PR022	Social Engineering (Outbound)	A subject deceptively manipulates and/or persuades others in order to gain access to devices, systems or services that hold sensitive information, or to otherwise cause harm or undermine a target organization.
MT020	Ideology	A subject is motivated by ideology to access, destroy, or exfiltrate data, or otherwise violate internal policies in pursuit of their ideological goals. Ideology is a structured system of ideas, values, and beliefs that shapes an individual’s understanding of the world and informs their actions. It often encompasses political, economic, and social perspectives, providing a comprehensive and sometimes rigid framework for interpreting events and guiding decision-making. Individuals driven by ideology often perceive their actions as morally justified within the context of their belief system. Unlike those motivated by personal grievances or personal gain, ideological insiders act in service of a cause they deem greater than themselves.
IF010.001	Exfiltration via Corporate Email	A subject exfiltrates information using their corporate-issued mailbox, either via software or webmail. They will access the conversation at a later date to retrieve information on a different system.
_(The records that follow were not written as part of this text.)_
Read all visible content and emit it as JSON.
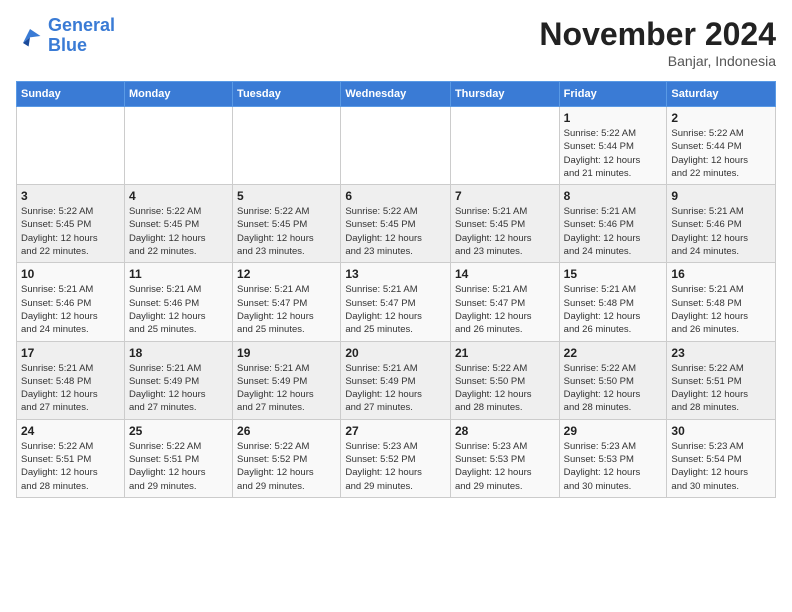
{
  "logo": {
    "line1": "General",
    "line2": "Blue"
  },
  "title": "November 2024",
  "location": "Banjar, Indonesia",
  "days_header": [
    "Sunday",
    "Monday",
    "Tuesday",
    "Wednesday",
    "Thursday",
    "Friday",
    "Saturday"
  ],
  "weeks": [
    [
      {
        "day": "",
        "info": ""
      },
      {
        "day": "",
        "info": ""
      },
      {
        "day": "",
        "info": ""
      },
      {
        "day": "",
        "info": ""
      },
      {
        "day": "",
        "info": ""
      },
      {
        "day": "1",
        "info": "Sunrise: 5:22 AM\nSunset: 5:44 PM\nDaylight: 12 hours\nand 21 minutes."
      },
      {
        "day": "2",
        "info": "Sunrise: 5:22 AM\nSunset: 5:44 PM\nDaylight: 12 hours\nand 22 minutes."
      }
    ],
    [
      {
        "day": "3",
        "info": "Sunrise: 5:22 AM\nSunset: 5:45 PM\nDaylight: 12 hours\nand 22 minutes."
      },
      {
        "day": "4",
        "info": "Sunrise: 5:22 AM\nSunset: 5:45 PM\nDaylight: 12 hours\nand 22 minutes."
      },
      {
        "day": "5",
        "info": "Sunrise: 5:22 AM\nSunset: 5:45 PM\nDaylight: 12 hours\nand 23 minutes."
      },
      {
        "day": "6",
        "info": "Sunrise: 5:22 AM\nSunset: 5:45 PM\nDaylight: 12 hours\nand 23 minutes."
      },
      {
        "day": "7",
        "info": "Sunrise: 5:21 AM\nSunset: 5:45 PM\nDaylight: 12 hours\nand 23 minutes."
      },
      {
        "day": "8",
        "info": "Sunrise: 5:21 AM\nSunset: 5:46 PM\nDaylight: 12 hours\nand 24 minutes."
      },
      {
        "day": "9",
        "info": "Sunrise: 5:21 AM\nSunset: 5:46 PM\nDaylight: 12 hours\nand 24 minutes."
      }
    ],
    [
      {
        "day": "10",
        "info": "Sunrise: 5:21 AM\nSunset: 5:46 PM\nDaylight: 12 hours\nand 24 minutes."
      },
      {
        "day": "11",
        "info": "Sunrise: 5:21 AM\nSunset: 5:46 PM\nDaylight: 12 hours\nand 25 minutes."
      },
      {
        "day": "12",
        "info": "Sunrise: 5:21 AM\nSunset: 5:47 PM\nDaylight: 12 hours\nand 25 minutes."
      },
      {
        "day": "13",
        "info": "Sunrise: 5:21 AM\nSunset: 5:47 PM\nDaylight: 12 hours\nand 25 minutes."
      },
      {
        "day": "14",
        "info": "Sunrise: 5:21 AM\nSunset: 5:47 PM\nDaylight: 12 hours\nand 26 minutes."
      },
      {
        "day": "15",
        "info": "Sunrise: 5:21 AM\nSunset: 5:48 PM\nDaylight: 12 hours\nand 26 minutes."
      },
      {
        "day": "16",
        "info": "Sunrise: 5:21 AM\nSunset: 5:48 PM\nDaylight: 12 hours\nand 26 minutes."
      }
    ],
    [
      {
        "day": "17",
        "info": "Sunrise: 5:21 AM\nSunset: 5:48 PM\nDaylight: 12 hours\nand 27 minutes."
      },
      {
        "day": "18",
        "info": "Sunrise: 5:21 AM\nSunset: 5:49 PM\nDaylight: 12 hours\nand 27 minutes."
      },
      {
        "day": "19",
        "info": "Sunrise: 5:21 AM\nSunset: 5:49 PM\nDaylight: 12 hours\nand 27 minutes."
      },
      {
        "day": "20",
        "info": "Sunrise: 5:21 AM\nSunset: 5:49 PM\nDaylight: 12 hours\nand 27 minutes."
      },
      {
        "day": "21",
        "info": "Sunrise: 5:22 AM\nSunset: 5:50 PM\nDaylight: 12 hours\nand 28 minutes."
      },
      {
        "day": "22",
        "info": "Sunrise: 5:22 AM\nSunset: 5:50 PM\nDaylight: 12 hours\nand 28 minutes."
      },
      {
        "day": "23",
        "info": "Sunrise: 5:22 AM\nSunset: 5:51 PM\nDaylight: 12 hours\nand 28 minutes."
      }
    ],
    [
      {
        "day": "24",
        "info": "Sunrise: 5:22 AM\nSunset: 5:51 PM\nDaylight: 12 hours\nand 28 minutes."
      },
      {
        "day": "25",
        "info": "Sunrise: 5:22 AM\nSunset: 5:51 PM\nDaylight: 12 hours\nand 29 minutes."
      },
      {
        "day": "26",
        "info": "Sunrise: 5:22 AM\nSunset: 5:52 PM\nDaylight: 12 hours\nand 29 minutes."
      },
      {
        "day": "27",
        "info": "Sunrise: 5:23 AM\nSunset: 5:52 PM\nDaylight: 12 hours\nand 29 minutes."
      },
      {
        "day": "28",
        "info": "Sunrise: 5:23 AM\nSunset: 5:53 PM\nDaylight: 12 hours\nand 29 minutes."
      },
      {
        "day": "29",
        "info": "Sunrise: 5:23 AM\nSunset: 5:53 PM\nDaylight: 12 hours\nand 30 minutes."
      },
      {
        "day": "30",
        "info": "Sunrise: 5:23 AM\nSunset: 5:54 PM\nDaylight: 12 hours\nand 30 minutes."
      }
    ]
  ]
}
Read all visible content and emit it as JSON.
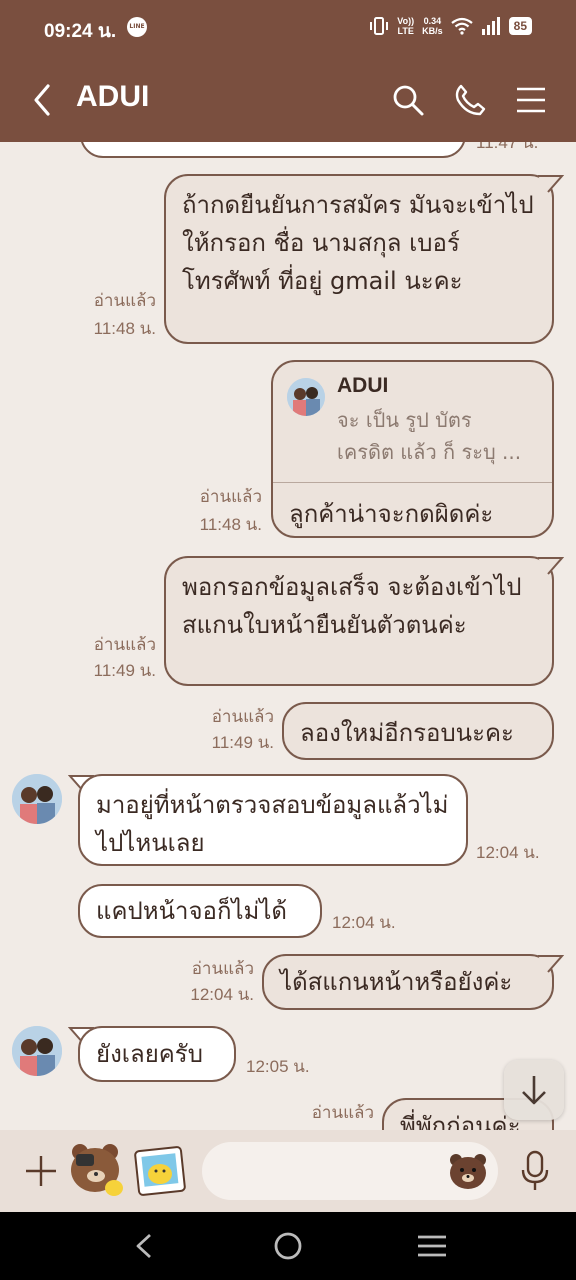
{
  "status_bar": {
    "time": "09:24 น.",
    "app_badge": "LINE",
    "lte_line1": "Vo))",
    "lte_line2": "LTE",
    "speed_line1": "0.34",
    "speed_line2": "KB/s",
    "battery": "85"
  },
  "header": {
    "title": "ADUI"
  },
  "messages": {
    "m0_time": "11:47 น.",
    "m1_text": "ถ้ากดยืนยันการสมัคร มันจะเข้าไปให้กรอก ชื่อ นามสกุล เบอร์โทรศัพท์ ที่อยู่ gmail นะคะ",
    "m1_read": "อ่านแล้ว",
    "m1_time": "11:48 น.",
    "m2_quote_name": "ADUI",
    "m2_quote_text": "จะ เป็น รูป บัตร เครดิต แล้ว ก็ ระบุ ...",
    "m2_text": "ลูกค้าน่าจะกดผิดค่ะ",
    "m2_read": "อ่านแล้ว",
    "m2_time": "11:48 น.",
    "m3_text": "พอกรอกข้อมูลเสร็จ จะต้องเข้าไปสแกนใบหน้ายืนยันตัวตนค่ะ",
    "m3_read": "อ่านแล้ว",
    "m3_time": "11:49 น.",
    "m4_text": "ลองใหม่อีกรอบนะคะ",
    "m4_read": "อ่านแล้ว",
    "m4_time": "11:49 น.",
    "m5_text": "มาอยู่ที่หน้าตรวจสอบข้อมูลแล้วไม่ไปไหนเลย",
    "m5_time": "12:04 น.",
    "m6_text": "แคปหน้าจอก็ไม่ได้",
    "m6_time": "12:04 น.",
    "m7_text": "ได้สแกนหน้าหรือยังค่ะ",
    "m7_read": "อ่านแล้ว",
    "m7_time": "12:04 น.",
    "m8_text": "ยังเลยครับ",
    "m8_time": "12:05 น.",
    "m9_text": "พี่พักก่อนค่ะ",
    "m9_read": "อ่านแล้ว"
  },
  "colors": {
    "header_brown": "#7a4f3f",
    "chat_bg": "#f1ebe6",
    "bubble_sent": "#ece3dc",
    "bubble_received": "#ffffff",
    "bubble_border": "#7a5a4c"
  }
}
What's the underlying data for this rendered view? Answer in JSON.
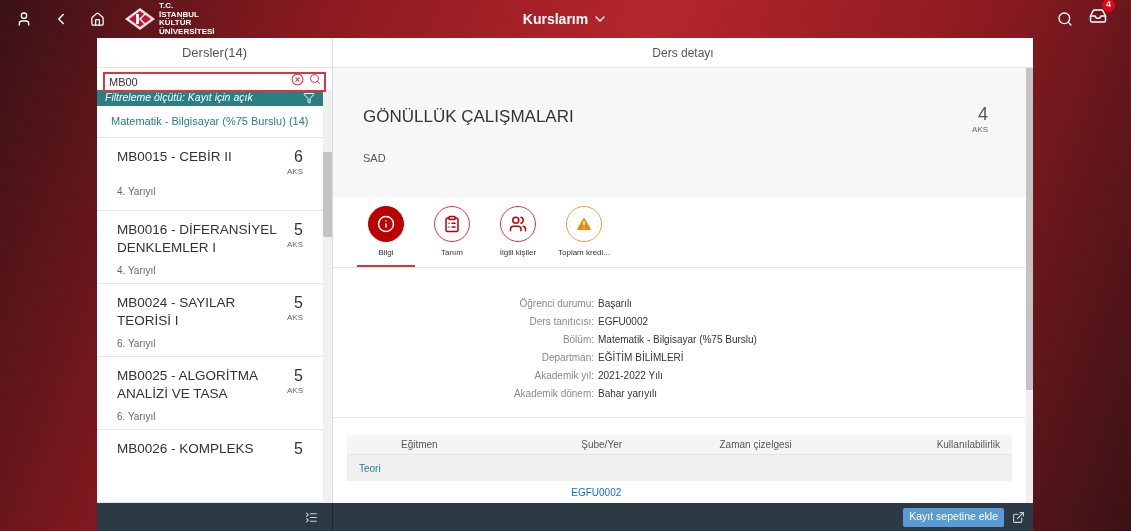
{
  "header": {
    "logo_lines": [
      "T.C.",
      "İSTANBUL",
      "KÜLTÜR",
      "ÜNİVERSİTESİ"
    ],
    "title": "Kurslarım",
    "notification_count": "4"
  },
  "list_panel": {
    "title": "Dersler(14)",
    "search": {
      "value": "MB00"
    },
    "filter": "Filtreleme ölçütü: Kayıt için açık",
    "group": "Matematik - Bilgisayar (%75 Burslu) (14)",
    "items": [
      {
        "title": "MB0015 - CEBİR II",
        "credit": "6",
        "unit": "AKS",
        "semester": "4. Yarıyıl",
        "selected": false
      },
      {
        "title": "MB0016 - DİFERANSİYEL DENKLEMLER I",
        "credit": "5",
        "unit": "AKS",
        "semester": "4. Yarıyıl",
        "selected": false
      },
      {
        "title": "MB0024 - SAYILAR TEORİSİ I",
        "credit": "5",
        "unit": "AKS",
        "semester": "6. Yarıyıl",
        "selected": false
      },
      {
        "title": "MB0025 - ALGORİTMA ANALİZİ VE TASA",
        "credit": "5",
        "unit": "AKS",
        "semester": "6. Yarıyıl",
        "selected": false
      },
      {
        "title": "MB0026 - KOMPLEKS",
        "credit": "5",
        "selected": false
      }
    ]
  },
  "detail": {
    "title": "Ders detayı",
    "course_name": "GÖNÜLLÜK ÇALIŞMALARI",
    "credit": "4",
    "unit": "AKS",
    "subtitle": "SAD",
    "tabs": [
      {
        "label": "Bilgi",
        "kind": "info",
        "selected": true
      },
      {
        "label": "Tanım",
        "kind": "notes",
        "selected": false
      },
      {
        "label": "İlgili kişiler",
        "kind": "people",
        "selected": false
      },
      {
        "label": "Toplam kredi...",
        "kind": "warning",
        "selected": false
      }
    ],
    "fields": [
      {
        "label": "Öğrenci durumu:",
        "value": "Başarılı"
      },
      {
        "label": "Ders tanıtıcısı:",
        "value": "EGFU0002"
      },
      {
        "label": "Bölüm:",
        "value": "Matematik - Bilgisayar (%75 Burslu)"
      },
      {
        "label": "Departman:",
        "value": "EĞİTİM BİLİMLERİ"
      },
      {
        "label": "Akademik yıl:",
        "value": "2021-2022 Yılı"
      },
      {
        "label": "Akademik dönem:",
        "value": "Bahar yarıyılı"
      }
    ],
    "table": {
      "columns": [
        "Eğitmen",
        "Şube/Yer",
        "Zaman çizelgesi",
        "Kullanılabilirlik"
      ],
      "group": "Teori",
      "rows": [
        {
          "section": "EGFU0002"
        }
      ]
    }
  },
  "footer": {
    "button": "Kayıt sepetine ekle"
  }
}
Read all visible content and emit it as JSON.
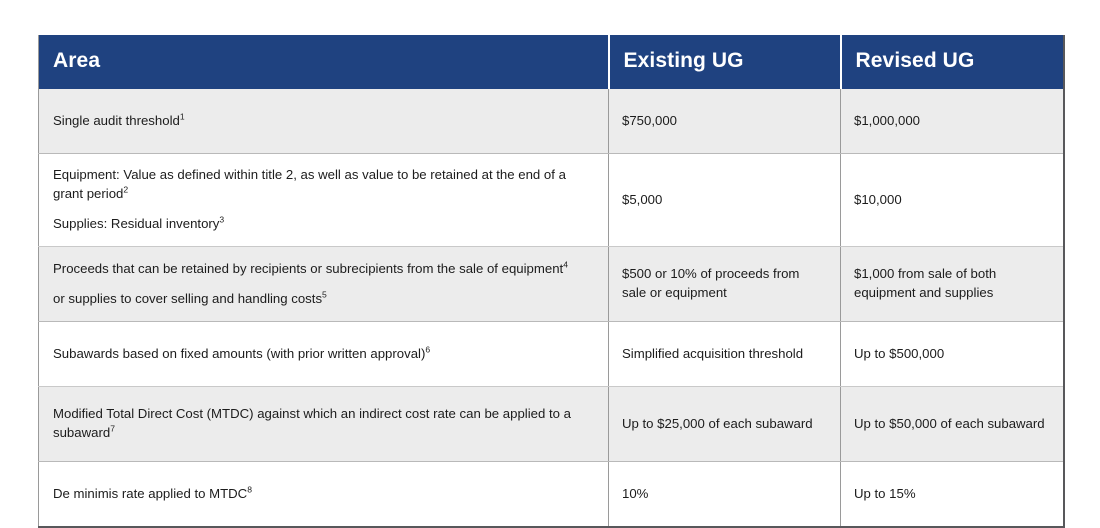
{
  "table": {
    "headers": {
      "area": "Area",
      "existing": "Existing UG",
      "revised": "Revised UG"
    },
    "colors": {
      "header_background": "#1f4280",
      "header_text": "#ffffff",
      "row_shaded_background": "#ececec",
      "row_plain_background": "#ffffff",
      "body_text": "#1c1c1c",
      "inner_border": "#b9b9b9",
      "outer_border": "#58585b"
    },
    "rows": [
      {
        "area_lines": [
          "Single audit threshold"
        ],
        "area_footnotes": [
          "1"
        ],
        "existing": "$750,000",
        "revised": "$1,000,000",
        "shaded": true
      },
      {
        "area_lines": [
          "Equipment: Value as defined within title 2, as well as value to be retained at the end of a grant period",
          "Supplies: Residual inventory"
        ],
        "area_footnotes": [
          "2",
          "3"
        ],
        "existing": "$5,000",
        "revised": "$10,000",
        "shaded": false
      },
      {
        "area_lines": [
          "Proceeds that can be retained by recipients or subrecipients from the sale of equipment",
          "or supplies to cover selling and handling costs"
        ],
        "area_footnotes": [
          "4",
          "5"
        ],
        "existing": "$500 or 10% of proceeds from sale or equipment",
        "revised": "$1,000 from sale of both equipment and supplies",
        "shaded": true
      },
      {
        "area_lines": [
          "Subawards based on fixed amounts (with prior written approval)"
        ],
        "area_footnotes": [
          "6"
        ],
        "existing": "Simplified acquisition threshold",
        "revised": "Up to $500,000",
        "shaded": false
      },
      {
        "area_lines": [
          "Modified Total Direct Cost (MTDC) against which an indirect cost rate can be applied to a subaward"
        ],
        "area_footnotes": [
          "7"
        ],
        "existing": "Up to $25,000 of each subaward",
        "revised": "Up to $50,000 of each subaward",
        "shaded": true
      },
      {
        "area_lines": [
          "De minimis rate applied to MTDC"
        ],
        "area_footnotes": [
          "8"
        ],
        "existing": "10%",
        "revised": "Up to 15%",
        "shaded": false
      }
    ]
  }
}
IF010.002	Exfiltration via Personal Email	A subject exfiltrates information using a mailbox they own or have access to, either via software or webmail. They will access the conversation at a later date to retrieve information on a different system.
PR015.003	Email Forwarding Rule	The subject creates an email forwarding rule to transport any incoming emails from one mailbox to another.
MT012.002	Non-Violent Threats and Intimidation	The subject acts under coercion stemming from threats that target reputation, professional standing, financial stability, or exposure of personal secrets. These threats may be digitally delivered. While these actions stop short of threatening physical harm, they can exert intense psychological pressure, particularly when the subject believes their career, relationships, or public image are at imminent risk. This type of coercion may originate from: Former colleagues, romantic partners, or adversarial insiders with access to sensitive personal or professional material. Political actors, who have a political agenda against the subject's work place. External criminal actors (or hacktivist groups) who have compromised a personal account or acquired compromising data (e.g., via credential leaks or private messages). Unlike ideological motivation or personal gain, this behavior is driven by fear of exposure or ruin, not alignment with the threat actor’s objectives. Subjects may act reluctantly, leave minimal technical traces of coordination, and revert to baseline behavior once the coercive force is removed.
MT012.001	Social Engineering (Inbound)	A third party deceptively manipulates and/or persuades a subject to divulge information, or gain access to devices or systems, or to otherwise cause harm or undermine a target organization.
IF011.001	Intentionally Weakening Network Security Controls For a Third Party	The subject intentionally weakens or bypasses network security controls for a third party, such as providing credentials or disabling security controls.
AF027.001	Email Deletion	The subject deliberately deletes emails - either sent, received, or both - with the intent to obstruct investigative visibility, remove evidence of policy violations, or eliminate traces of communication relevant to an insider event. While routine inbox maintenance is common, patterns of targeted deletion may indicate purposeful concealment.